Bref, encore un « petit » Marvel un peu intimiste en part 2, après le gros important en part 1 de l’année. Un peu plus abouti que "Thor 2" ou "Ant-Man", mais moins surprenant que "Les Gardiens"… Et en même temps depuis les premiers "Harry Potter" (avant la déprime), il n’y en a pas eu beaucoup de bons film de sorcier d’habitude (enfin en ce moment si, mais ce n’était pas calculé ???? ).

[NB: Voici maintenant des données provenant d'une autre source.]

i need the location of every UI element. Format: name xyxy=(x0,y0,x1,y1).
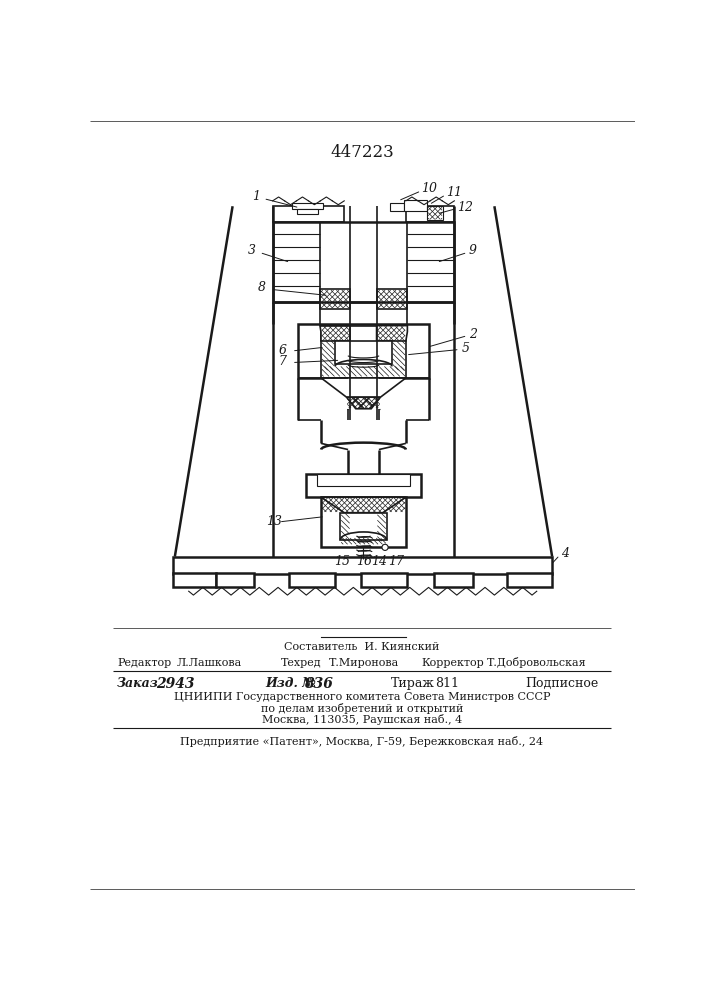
Text: Составитель  И. Киянский: Составитель И. Киянский xyxy=(284,642,440,652)
Bar xyxy=(335,341,392,364)
Bar xyxy=(361,573,407,587)
Text: 10: 10 xyxy=(421,182,437,195)
Text: Изд. №: Изд. № xyxy=(266,677,317,690)
Bar xyxy=(320,289,351,309)
Text: Т.Добровольская: Т.Добровольская xyxy=(486,657,586,668)
Text: 7: 7 xyxy=(279,355,287,368)
Bar xyxy=(321,497,406,547)
Bar xyxy=(273,222,455,302)
Text: 2: 2 xyxy=(469,328,477,341)
Text: Т.Миронова: Т.Миронова xyxy=(329,658,399,668)
Text: Корректор: Корректор xyxy=(421,658,484,668)
Bar xyxy=(273,206,344,222)
Polygon shape xyxy=(321,497,406,513)
Text: 3: 3 xyxy=(248,244,256,257)
Bar xyxy=(173,557,552,574)
Bar xyxy=(173,573,216,587)
Text: 13: 13 xyxy=(266,515,281,528)
Text: 15: 15 xyxy=(334,555,350,568)
Text: 2943: 2943 xyxy=(156,677,194,691)
Circle shape xyxy=(382,544,388,550)
Bar xyxy=(377,289,407,309)
Text: Редактор: Редактор xyxy=(117,658,171,668)
Text: ЦНИИПИ Государственного комитета Совета Министров СССР: ЦНИИПИ Государственного комитета Совета … xyxy=(174,692,550,702)
Bar xyxy=(434,573,473,587)
Text: 11: 11 xyxy=(446,186,462,199)
Text: Заказ: Заказ xyxy=(117,677,159,690)
Text: 17: 17 xyxy=(388,555,404,568)
Polygon shape xyxy=(346,397,380,409)
Bar xyxy=(406,206,455,222)
Text: 14: 14 xyxy=(371,555,387,568)
Text: 4: 4 xyxy=(561,547,569,560)
Bar xyxy=(216,573,254,587)
Text: 836: 836 xyxy=(304,677,333,691)
Text: Москва, 113035, Раушская наб., 4: Москва, 113035, Раушская наб., 4 xyxy=(262,714,462,725)
Bar xyxy=(508,573,552,587)
Text: Предприятие «Патент», Москва, Г-59, Бережковская наб., 24: Предприятие «Патент», Москва, Г-59, Бере… xyxy=(180,736,544,747)
Text: Техред: Техред xyxy=(281,658,322,668)
Bar xyxy=(321,326,406,378)
Text: 6: 6 xyxy=(279,344,287,358)
Bar xyxy=(296,209,318,214)
Bar xyxy=(305,474,421,497)
Bar xyxy=(292,203,322,209)
Bar xyxy=(428,206,443,220)
Text: 8: 8 xyxy=(258,281,266,294)
Text: 9: 9 xyxy=(469,244,477,257)
Bar xyxy=(390,203,404,211)
Polygon shape xyxy=(320,326,351,341)
Polygon shape xyxy=(321,378,406,397)
Text: 811: 811 xyxy=(435,677,459,690)
Bar xyxy=(288,573,335,587)
Text: 1: 1 xyxy=(252,190,260,204)
Polygon shape xyxy=(377,326,407,341)
Text: 16: 16 xyxy=(356,555,372,568)
Text: по делам изобретений и открытий: по делам изобретений и открытий xyxy=(261,703,463,714)
Bar xyxy=(317,474,409,486)
Text: 447223: 447223 xyxy=(330,144,394,161)
Bar xyxy=(404,200,428,211)
Text: 5: 5 xyxy=(461,342,469,355)
Text: Л.Лашкова: Л.Лашкова xyxy=(176,658,242,668)
Text: Подписное: Подписное xyxy=(525,677,598,690)
Text: Тираж: Тираж xyxy=(390,677,434,690)
Text: 12: 12 xyxy=(457,201,473,214)
Bar xyxy=(298,324,429,378)
Bar xyxy=(340,513,387,540)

"Doctor Strange", c’est Cool. Ça le sera aussi avec d’autres héros en face (« de la magie? ben voyons… ah oui quand même! » ???? )…
Mais que le temps sera long avant de voir la vraie suite de ses aventures, et tout son potentiel complètement révélé…

Raoul
10/09/2019 à 09:43

Qui regarde des films à 23h45?

Alexis
10/09/2019 à 00:30

Forcément ça sort des sentiers battus et ça aborde des thèmes assez inédits dans le domaine des blockbusters donc ça en perd certains

Casimir
04/03/2019 à 12:10

@j en prendrais pour 1 d
Ce qui est pathétique, c'est que ta maman ne t'a pas appris la politesse.

Y Boy
04/03/2019 à 11:57

Et avant de me cracher dessus vous penserez que le film à été coupé deux fois par des pubs... si j'avais posté un message pour dire qu'il était génial vous n'auriez rien trouvé à redire.

Y Boy
04/03/2019 à 11:50

Tu as raison en plus... si j'avais voulu le regarder sérieusement ça aurait été en 4K VOST, et pas sur TF1. Mais les effets spéciaux m'auraient encore plus arraché les yeux. Ça m'apprendra à essayer de m'intéresser à ces marveleries.

j en prendrais pour 1 d
04/03/2019 à 00:51

@Y Boy

c'est sûr que les meilleures conditions pour regarder un film c'est de surfer en même temps sur le net avec son smartphone et de poster des pseudos avis de mer.. sur des sites...
pathétique le mec

Lola
03/03/2019 à 23:18

Peut être que captain Marvel va battre Thanos. Mais.ca sera Strange qui sauvera tout le monde

Mouah
03/03/2019 à 23:16

@y boy ta critique est sans intérêt

Y Boy
03/03/2019 à 22:42

Effets spéciaux indignes, scénario pauvre, scènes d'actions mal fichue, humour marvelesque méta qui se moque de sa propre mythologie façon Thor... Je suis en train de passer une mauvaise soirée.